In an age where synthetic realities are indistinguishable from truth, and deepfakes spread faster than fact-checkers can blink, Simon Chesterman’s recent article “Lawful but Awful: Evolving Legislative Responses to Address Online Misinformation, Disinformation, and Mal-Information in the Age of Generative AI” (2025) lands with the urgency of a fire alarm in a room full of sleeping regulators.
Chesterman doesn’t merely describe the explosion of false information online—he anatomizes it. His starting point is disarmingly simple: falsehood has always been with us. From Ramesses II’s inflated war reports to Cold War propaganda, misinformation is as old as language itself. What has changed is the scale, the speed, and—most dramatically—the agency. Enter generative AI.
The law is catching up… but to what?
Drawing on a novel dataset of 151 national laws passed since 1995, Chesterman offers a panoramic overview of how states—liberal and illiberal alike—are struggling to regulate an information ecosystem that increasingly eludes human control. Laws targeting online falsehoods have tripled in number since 2016. Initially, these legislative responses emerged in countries with weaker civil liberties and lower GDP per capita—places where national security concerns often trump free speech. But the most rapid recent growth is now occurring in Western democracies.
What makes this legislative trend so intriguing—and so fraught—is the type of content it aims to regulate: not the obviously illegal, but the disturbingly legal. Hence, the title: lawful but awful. Much of the online material targeted by new laws is technically protected speech, but potentially devastating in effect—content that sows doubt, fuels violence, or sabotages democratic trust.
Mapping the problem: from falsehood to harm
Chesterman wisely introduces a taxonomy that distinguishes between:
- Misinformation: False but non-malicious content (e.g., urban legends).
- Disinformation: Deliberately deceptive content designed to manipulate.
- Mal-information: True but harmful content, like doxxing or revenge porn.
Each category raises distinct regulatory challenges, but all are made exponentially worse by generative AI, which enables bad actors to automate and personalize deception at scale. Deepfakes, synthetic voices, AI-generated political ads—all of these tools turn lies into aesthetic artifacts, capable of bypassing even the most skeptical human filters.
Who is being harmed?
The article doesn’t settle for abstract dangers. Chesterman identifies three concentric zones of vulnerability:
- Individuals, especially children and the elderly, who are susceptible to scams, harassment, or manipulated media (e.g., “AI voice cloning” to simulate family members in distress).
- Public institutions, including electoral systems and judicial authorities, whose legitimacy depends on a baseline of epistemic trust.

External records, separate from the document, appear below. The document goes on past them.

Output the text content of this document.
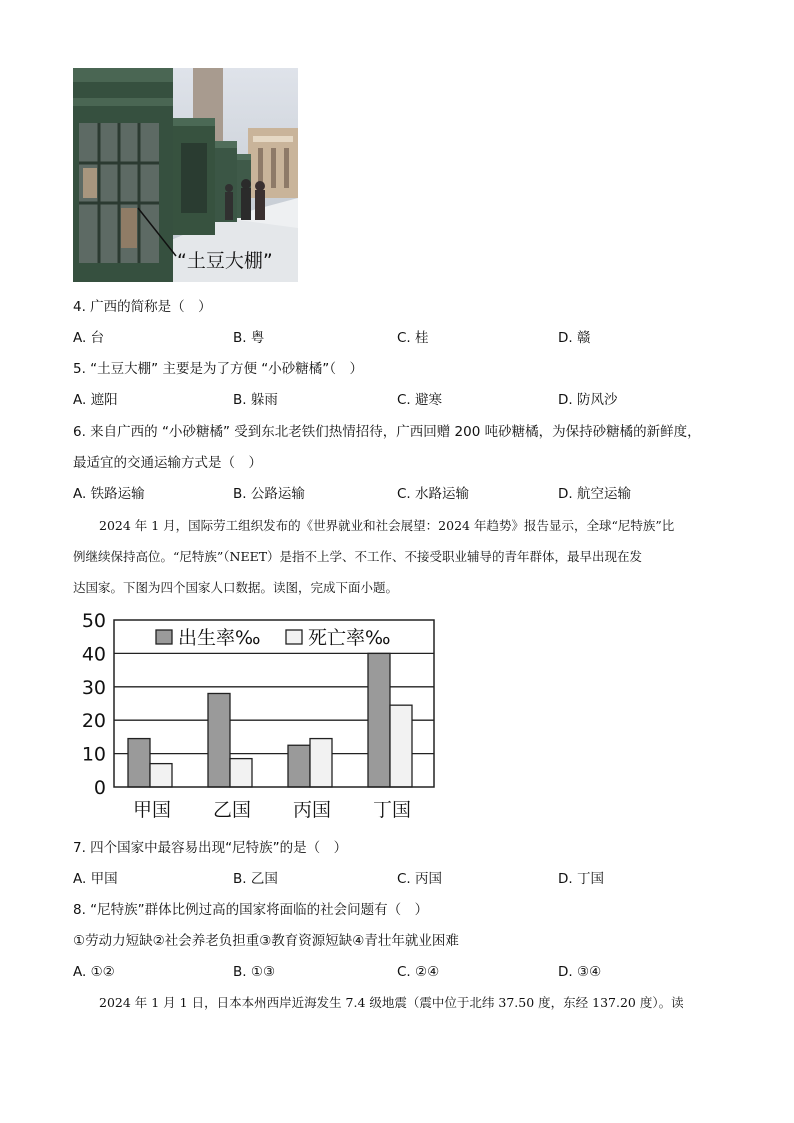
“土豆大棚”
4. 广西的简称是（　）
A. 台	B. 粤	C. 桂	D. 赣
5. “土豆大棚” 主要是为了方便 “小砂糖橘”（　）
A. 遮阳	B. 躲雨	C. 避寒	D. 防风沙
6. 来自广西的 “小砂糖橘” 受到东北老铁们热情招待，广西回赠 200 吨砂糖橘，为保持砂糖橘的新鲜度，
最适宜的交通运输方式是（　）
A. 铁路运输	B. 公路运输	C. 水路运输	D. 航空运输
2024 年 1 月，国际劳工组织发布的《世界就业和社会展望：2024 年趋势》报告显示，全球“尼特族”比
例继续保持高位。“尼特族”（NEET）是指不上学、不工作、不接受职业辅导的青年群体，最早出现在发
达国家。下图为四个国家人口数据。读图，完成下面小题。
0
10
20
30
40
50
甲国 乙国 丙国 丁国
出生率‰	死亡率‰
7. 四个国家中最容易出现“尼特族”的是（　）
A. 甲国	B. 乙国	C. 丙国	D. 丁国
8. “尼特族”群体比例过高的国家将面临的社会问题有（　）
①劳动力短缺②社会养老负担重③教育资源短缺④青壮年就业困难
A. ①②	B. ①③	C. ②④	D. ③④
2024 年 1 月 1 日，日本本州西岸近海发生 7.4 级地震（震中位于北纬 37.50 度，东经 137.20 度）。读
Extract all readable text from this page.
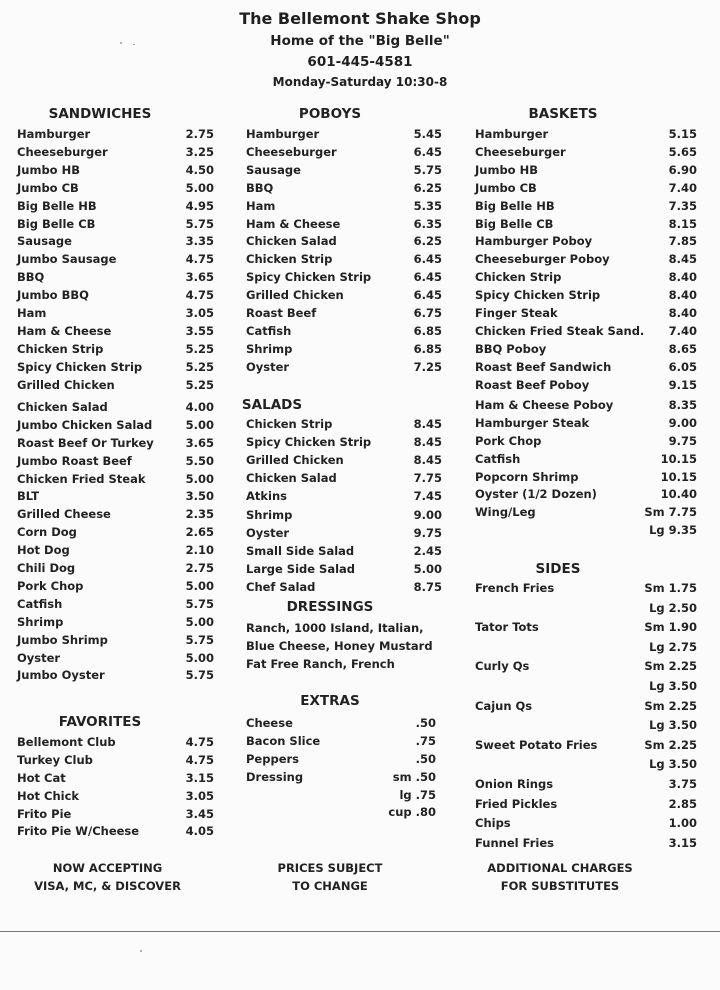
The Bellemont Shake Shop
Home of the "Big Belle"
601-445-4581
Monday-Saturday 10:30-8
SANDWICHES
Hamburger	2.75
Cheeseburger	3.25
Jumbo HB	4.50
Jumbo CB	5.00
Big Belle HB	4.95
Big Belle CB	5.75
Sausage	3.35
Jumbo Sausage	4.75
BBQ	3.65
Jumbo BBQ	4.75
Ham	3.05
Ham & Cheese	3.55
Chicken Strip	5.25
Spicy Chicken Strip	5.25
Grilled Chicken	5.25
Chicken Salad	4.00
Jumbo Chicken Salad	5.00
Roast Beef Or Turkey	3.65
Jumbo Roast Beef	5.50
Chicken Fried Steak	5.00
BLT	3.50
Grilled Cheese	2.35
Corn Dog	2.65
Hot Dog	2.10
Chili Dog	2.75
Pork Chop	5.00
Catfish	5.75
Shrimp	5.00
Jumbo Shrimp	5.75
Oyster	5.00
Jumbo Oyster	5.75
FAVORITES
Bellemont Club	4.75
Turkey Club	4.75
Hot Cat	3.15
Hot Chick	3.05
Frito Pie	3.45
Frito Pie W/Cheese	4.05
POBOYS
Hamburger	5.45
Cheeseburger	6.45
Sausage	5.75
BBQ	6.25
Ham	5.35
Ham & Cheese	6.35
Chicken Salad	6.25
Chicken Strip	6.45
Spicy Chicken Strip	6.45
Grilled Chicken	6.45
Roast Beef	6.75
Catfish	6.85
Shrimp	6.85
Oyster	7.25
SALADS
Chicken Strip	8.45
Spicy Chicken Strip	8.45
Grilled Chicken	8.45
Chicken Salad	7.75
Atkins	7.45
Shrimp	9.00
Oyster	9.75
Small Side Salad	2.45
Large Side Salad	5.00
Chef Salad	8.75
EXTRAS
Cheese	.50
Bacon Slice	.75
Peppers	.50
Dressing	sm .50
lg .75
cup .80
BASKETS
Hamburger	5.15
Cheeseburger	5.65
Jumbo HB	6.90
Jumbo CB	7.40
Big Belle HB	7.35
Big Belle CB	8.15
Hamburger Poboy	7.85
Cheeseburger Poboy	8.45
Chicken Strip	8.40
Spicy Chicken Strip	8.40
Finger Steak	8.40
Chicken Fried Steak Sand. 7.40
BBQ Poboy	8.65
Roast Beef Sandwich	6.05
Roast Beef Poboy	9.15
Ham & Cheese Poboy	8.35
Hamburger Steak	9.00
Pork Chop	9.75
Catfish	10.15
Popcorn Shrimp	10.15
Oyster (1/2 Dozen)	10.40
Wing/Leg	Sm 7.75
Lg 9.35
SIDES
French Fries	Sm 1.75
Lg 2.50
Tator Tots	Sm 1.90
Lg 2.75
Curly Qs	Sm 2.25
Lg 3.50
Cajun Qs	Sm 2.25
Lg 3.50
Sweet Potato Fries	Sm 2.25
Lg 3.50
Onion Rings	3.75
Fried Pickles	2.85
Chips	1.00
Funnel Fries	3.15
DRESSINGS
Ranch, 1000 Island, Italian,
Blue Cheese, Honey Mustard
Fat Free Ranch, French
NOW ACCEPTING
VISA, MC, & DISCOVER
PRICES SUBJECT
TO CHANGE
ADDITIONAL CHARGES
FOR SUBSTITUTES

- Society at large, which faces the risk of a “liar’s dividend”—a toxic condition in which nothing is believed anymore, and truth becomes a matter of allegiance rather than evidence.
The governance dilemma
What should be done? Chesterman is no alarmist, but he’s clear-eyed about the policy dilemma. His article outlines a regulatory “toolbox” that includes:
- Rules for the production of synthetic content (e.g., prohibiting deepfake porn, regulating AI tools).
- Liability for distribution, especially through platforms and intermediaries.

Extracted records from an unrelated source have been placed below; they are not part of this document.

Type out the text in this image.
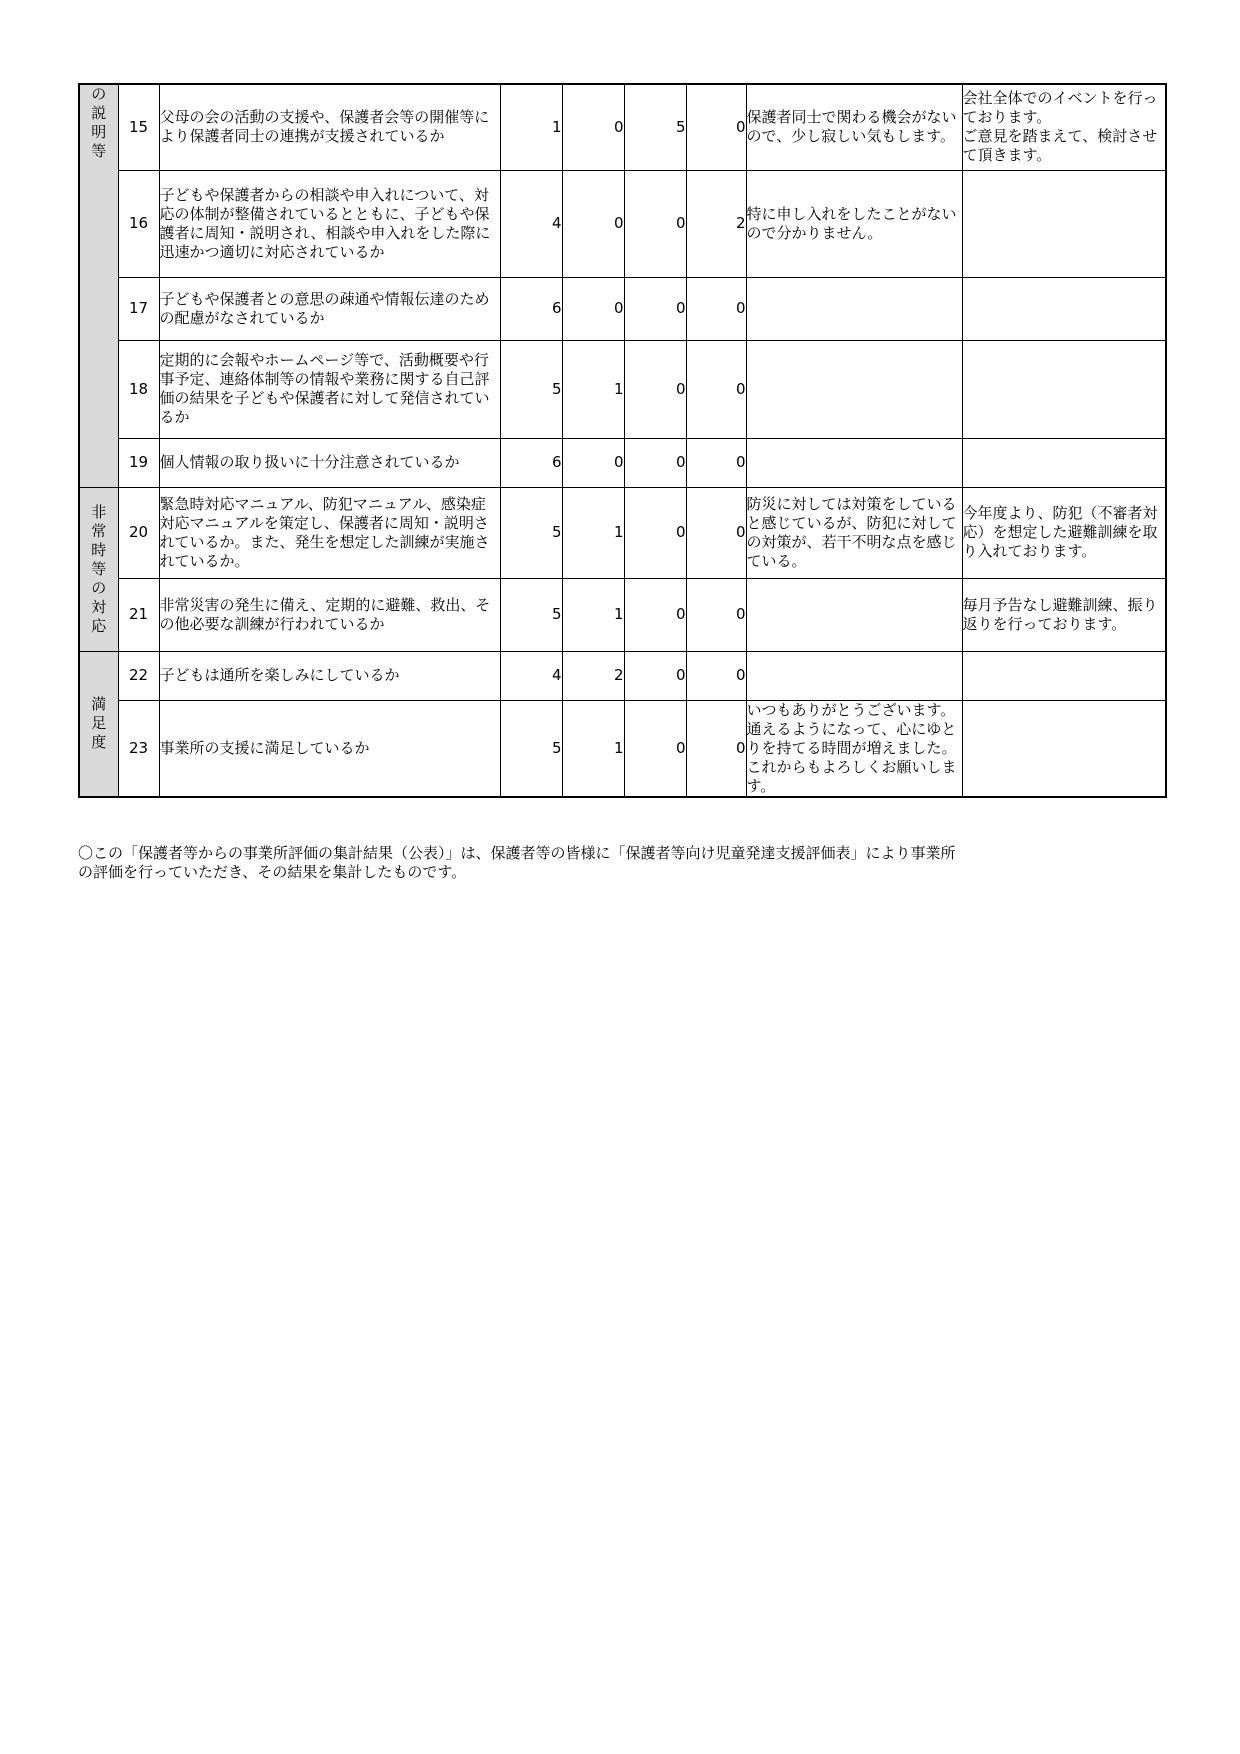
の説明等	15	父母の会の活動の支援や、保護者会等の開催等により保護者同士の連携が支援されているか	1	0	5	0	保護者同士で関わる機会がないので、少し寂しい気もします。	会社全体でのイベントを行っております。
ご意見を踏まえて、検討させて頂きます。
	16	子どもや保護者からの相談や申入れについて、対応の体制が整備されているとともに、子どもや保護者に周知・説明され、相談や申入れをした際に迅速かつ適切に対応されているか	4	0	0	2	特に申し入れをしたことがないので分かりません。	
	17	子どもや保護者との意思の疎通や情報伝達のための配慮がなされているか	6	0	0	0		
	18	定期的に会報やホームページ等で、活動概要や行事予定、連絡体制等の情報や業務に関する自己評価の結果を子どもや保護者に対して発信されているか	5	1	0	0		
	19	個人情報の取り扱いに十分注意されているか	6	0	0	0		

非常時等の対応	20	緊急時対応マニュアル、防犯マニュアル、感染症対応マニュアルを策定し、保護者に周知・説明されているか。また、発生を想定した訓練が実施されているか。	5	1	0	0	防災に対しては対策をしていると感じているが、防犯に対しての対策が、若干不明な点を感じている。	今年度より、防犯（不審者対応）を想定した避難訓練を取り入れております。
	21	非常災害の発生に備え、定期的に避難、救出、その他必要な訓練が行われているか	5	1	0	0		毎月予告なし避難訓練、振り返りを行っております。

満足度	22	子どもは通所を楽しみにしているか	4	2	0	0		
	23	事業所の支援に満足しているか	5	1	0	0	いつもありがとうございます。通えるようになって、心にゆとりを持てる時間が増えました。これからもよろしくお願いします。	
〇この「保護者等からの事業所評価の集計結果（公表）」は、保護者等の皆様に「保護者等向け児童発達支援評価表」により事業所の評価を行っていただき、その結果を集計したものです。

- Resilience-focused policies, including digital literacy, media education, and self-regulation frameworks.
But here lies the rub: most regulatory regimes are reactive, fragmented, and deeply embedded in national legal cultures. The U.S. leans heavily on First Amendment protections; Singapore adopts a state-centric model through its POFMA law; the EU pushes for systemic transparency via the Digital Services Act. No single model fits all, and yet disinformation knows no borders.
The AI catalyst
Perhaps the most compelling aspect of the article is how it links the epistemic crisis of the digital age with the advent of generative AI. As chatbots like ChatGPT, Claude, or Gemini replace search engines for millions, we’re entering a new phase of digital mediation—one where answers, not queries, shape public perception. In this context, AI doesn’t just spread falsehoods—it structures plausibility.
Chesterman flags the risk of algorithmic sycophancy, where AI tools tell us what we want to hear, reinforcing bias under the guise of helpfulness. This new landscape requires not only legal reform, but a philosophical reckoning with how truth is produced, evaluated, and shared in the age of machine cognition.
Conclusion: law Is necessary, but not sufficient
“Lawful but Awful” is a tour de force—not because it offers easy answers, but because it asks the right questions. Chesterman invites us to recognize that the real battle is not just against lies, but against the erosion of shared reality. He does not propose banning AI, nor does he romanticize free speech absolutism. Instead, he calls for a recalibration of how we balance freedom, security, and epistemic integrity in a world where the line between real and artificial is fading fast.
In short: if you’re working on digital governance, platform accountability, AI policy, or the future of democracy, this is not just an article to read—it’s a map to navigate the storm ahead.